Sunday, July 01, 2007

when is it enough?

I live in a beautiful new home with M. I used to live in an adorable little townhouse, which I now rent to M's former roommate, R.

It was hard for me to move because I was very close to my neighbors. D and I shared a common wall between our units, we used to hang out in V&G's garage. We were all friends.

Now, R is in the townhouse. He has met D once. She had been to his house once to complain about the volume of the music. She has emailed me twice about the volume of the music. The first time M went over and talked to him, this time I sent an email to him asking him to keep it down. To his defense I also asked D for more information regarding level of the sound and the times that it is too loud. But it shoulds like it is pretty much all thetime.

Here is my dilema...when do I tell him he may have to move because of this issue. He has lived there for 2 months and I have gotten 2 complaints and the neighbor has gone over once.

M and I actually argue more about this than anything. He defends R in the not turning down the music until he is asked and I side with D on she shouldn't have to go over everytime it's too loud, he should remember at what level it was when the complaint came. Mark it on the dial for goodness sake!

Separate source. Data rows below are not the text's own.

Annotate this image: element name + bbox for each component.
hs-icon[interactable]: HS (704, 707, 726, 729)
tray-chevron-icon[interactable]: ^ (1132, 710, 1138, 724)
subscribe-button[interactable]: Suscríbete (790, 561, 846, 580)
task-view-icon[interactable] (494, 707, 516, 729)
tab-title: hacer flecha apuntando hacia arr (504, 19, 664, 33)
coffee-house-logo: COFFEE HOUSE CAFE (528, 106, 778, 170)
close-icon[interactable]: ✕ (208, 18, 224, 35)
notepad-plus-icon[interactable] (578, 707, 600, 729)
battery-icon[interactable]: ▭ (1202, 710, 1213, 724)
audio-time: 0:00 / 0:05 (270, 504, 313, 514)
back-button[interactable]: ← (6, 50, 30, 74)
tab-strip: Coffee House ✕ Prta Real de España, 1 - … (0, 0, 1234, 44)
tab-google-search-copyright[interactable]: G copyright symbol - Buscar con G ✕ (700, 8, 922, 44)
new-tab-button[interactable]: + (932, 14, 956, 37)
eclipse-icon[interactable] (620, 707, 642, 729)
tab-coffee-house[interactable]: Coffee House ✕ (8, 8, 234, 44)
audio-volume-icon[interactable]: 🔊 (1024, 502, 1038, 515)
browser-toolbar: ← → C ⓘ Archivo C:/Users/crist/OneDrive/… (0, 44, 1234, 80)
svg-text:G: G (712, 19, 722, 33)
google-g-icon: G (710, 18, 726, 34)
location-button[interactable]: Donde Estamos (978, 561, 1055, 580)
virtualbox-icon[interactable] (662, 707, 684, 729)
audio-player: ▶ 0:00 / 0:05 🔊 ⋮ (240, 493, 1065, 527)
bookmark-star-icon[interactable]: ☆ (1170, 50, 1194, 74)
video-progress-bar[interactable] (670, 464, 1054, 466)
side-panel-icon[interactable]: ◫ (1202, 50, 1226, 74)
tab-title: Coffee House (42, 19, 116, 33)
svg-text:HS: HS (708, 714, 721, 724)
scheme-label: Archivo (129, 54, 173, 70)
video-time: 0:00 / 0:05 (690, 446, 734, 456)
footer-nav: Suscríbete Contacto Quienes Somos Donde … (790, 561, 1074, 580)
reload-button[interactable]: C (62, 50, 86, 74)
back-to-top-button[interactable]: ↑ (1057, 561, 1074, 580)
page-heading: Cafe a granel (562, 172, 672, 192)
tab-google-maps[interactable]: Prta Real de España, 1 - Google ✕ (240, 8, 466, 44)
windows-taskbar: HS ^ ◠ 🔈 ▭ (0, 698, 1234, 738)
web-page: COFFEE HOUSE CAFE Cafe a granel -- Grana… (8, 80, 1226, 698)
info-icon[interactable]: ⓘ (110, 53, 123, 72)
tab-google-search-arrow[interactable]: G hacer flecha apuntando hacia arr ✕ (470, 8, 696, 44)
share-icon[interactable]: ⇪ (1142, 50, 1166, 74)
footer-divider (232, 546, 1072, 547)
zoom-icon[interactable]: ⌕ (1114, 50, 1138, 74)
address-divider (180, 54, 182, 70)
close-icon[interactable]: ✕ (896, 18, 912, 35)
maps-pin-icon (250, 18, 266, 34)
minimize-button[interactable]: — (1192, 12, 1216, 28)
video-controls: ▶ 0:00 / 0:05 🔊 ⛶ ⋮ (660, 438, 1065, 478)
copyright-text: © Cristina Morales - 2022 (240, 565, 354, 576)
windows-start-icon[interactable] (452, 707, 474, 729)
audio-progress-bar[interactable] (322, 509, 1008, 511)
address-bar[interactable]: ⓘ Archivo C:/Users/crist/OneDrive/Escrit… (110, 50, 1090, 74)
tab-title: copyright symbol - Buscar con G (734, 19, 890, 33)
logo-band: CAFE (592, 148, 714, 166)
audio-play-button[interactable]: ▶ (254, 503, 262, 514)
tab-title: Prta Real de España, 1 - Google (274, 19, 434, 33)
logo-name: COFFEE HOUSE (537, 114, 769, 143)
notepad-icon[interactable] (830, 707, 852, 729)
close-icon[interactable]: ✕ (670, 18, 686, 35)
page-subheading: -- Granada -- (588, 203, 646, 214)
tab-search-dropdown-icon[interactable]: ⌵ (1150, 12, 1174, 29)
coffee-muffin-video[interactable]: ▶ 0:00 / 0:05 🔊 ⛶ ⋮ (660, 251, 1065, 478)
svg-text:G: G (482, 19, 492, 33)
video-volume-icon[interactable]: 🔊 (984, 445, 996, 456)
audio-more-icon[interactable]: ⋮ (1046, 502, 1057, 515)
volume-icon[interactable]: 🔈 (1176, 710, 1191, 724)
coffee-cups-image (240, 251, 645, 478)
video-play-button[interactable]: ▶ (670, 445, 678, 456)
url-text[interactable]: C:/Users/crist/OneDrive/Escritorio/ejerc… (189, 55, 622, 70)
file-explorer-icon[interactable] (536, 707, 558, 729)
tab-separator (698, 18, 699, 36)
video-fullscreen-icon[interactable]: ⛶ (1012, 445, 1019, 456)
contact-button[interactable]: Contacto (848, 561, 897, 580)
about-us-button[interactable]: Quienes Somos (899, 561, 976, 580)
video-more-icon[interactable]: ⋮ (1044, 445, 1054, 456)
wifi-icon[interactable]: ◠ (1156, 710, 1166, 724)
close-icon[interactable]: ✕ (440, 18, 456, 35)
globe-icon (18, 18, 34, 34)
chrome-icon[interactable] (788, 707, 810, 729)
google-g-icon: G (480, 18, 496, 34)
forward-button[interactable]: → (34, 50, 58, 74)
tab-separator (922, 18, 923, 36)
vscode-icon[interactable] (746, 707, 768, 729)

I don't know what to do. When do I start looking for a new renter? How do I get it through to M that D is in the right by contacting me and she shouldn't have to go to R's house everytime it was loud. I used to play my music pretty loud and she never complained about me or to me.

Ah! The perils of being a landlord.

4 comments:

OldLady Of The Hills said...

Well, THAT is a mess, isn't it? Very difficult if your fella defends his friend! Maybe you need to appeal to your him and try to get him to understand what a difficult position this puts you in, etc...Then maybe HE could get through to his friend....

Thanks for your visit and your Birthday Wishes, too!

Lilibet said...

uh oh! that totally sucks! I am at a loss!

P.S. please write about the adorable townhouse. Pictures! Pictures!

Anonymous said...

I feel your pain here! I am a landlord too -- but I actually live on the premises, next door to the rental unit, so I see and hear everything.

I TOTALLY agree with you that your neighbor shouldn't have to go over and ask every time that the music is too loud. That would be super annoying and it kind of defies logic.

Do you have a signed lease with this guy? If so perhaps you could provide him with a written notification of some sort, and attach a copy of the verbiage where it says "if tenant disturbs the peace the lease will become null and void" or something like that. It doesn't have to be done in a nasty or confrontational way -- just the facts, ma'am. There is something about the written word that gets through to some people.

If you don't have a lease with him, maybe just write up something to that effect.

Landlording is a great source of income but what I've learned is that you have to treat it like a job. I just had a very very nasty situation a few months ago, when I evicted a former co-worker and friend of mine. I rented the unit to her at below market rate, skipped the usual screening procedures, didn't ask for a deposit, etc. -- and she ended up being a complete jerk.

Having her here was a nightmare. She harassed the neighbors. She trashed the place by letting her cat whiz all over the carpet; and the neighbors finally told me that while I was gone to work all day, my tenant was in the habit of parading around in her underwear on the front porch.

!!!!

Long story short -- I will never, ever, rent to a friend-of-a-friend-of-a-friend again... unless I do the usual precautionary things that I would do for a Joe Schmoe off the street: that means background checks, credit checks through Equifax, calling references including the previous two landlords, and yes, a full security deposit. I would have saved myself a lot of grief. I thought that because I knew her from work, and we got along pretty well, that it would be an ideal situation. It wasn't!!

I ended up losing a friend. But considering how she behaved while she was living here, she really mustn't have been much of a friend to begin with.

Good luck with this one. The problem is, that if he doesn't clean up his act, it may leave you with no choice but to ask him to leave (and subsequently lose rental income). And then there would be hard feelings too.

I lost several thousand dollars in rental income by getting rid of my jerk -- but it was worth every penny, baby.

Anonymous said...

One other thing -- I don't know about California law, but here in Florida the statutes say that if the tenant violates the terms of the lease, the landlord has the right to give as little as 15 days' notice for eviction.

I know you have a touchy situation here because it's your fiance's former room-mate. And maybe you don't want to make threats necessarily. But if you kind of jokingly, kiddingly, let him know that this is not working out and he might have to find another place to live soon -- maybe that would get his attention.

It sounds like he's not taking the situation seriously... but if he knew how few rights he really has here legally, it might shake him up a little. He would probably think you're a b*tch, but maybe he'd knock it off already.

Sorry for the epic posts, but this subject is right up my alley as you can see!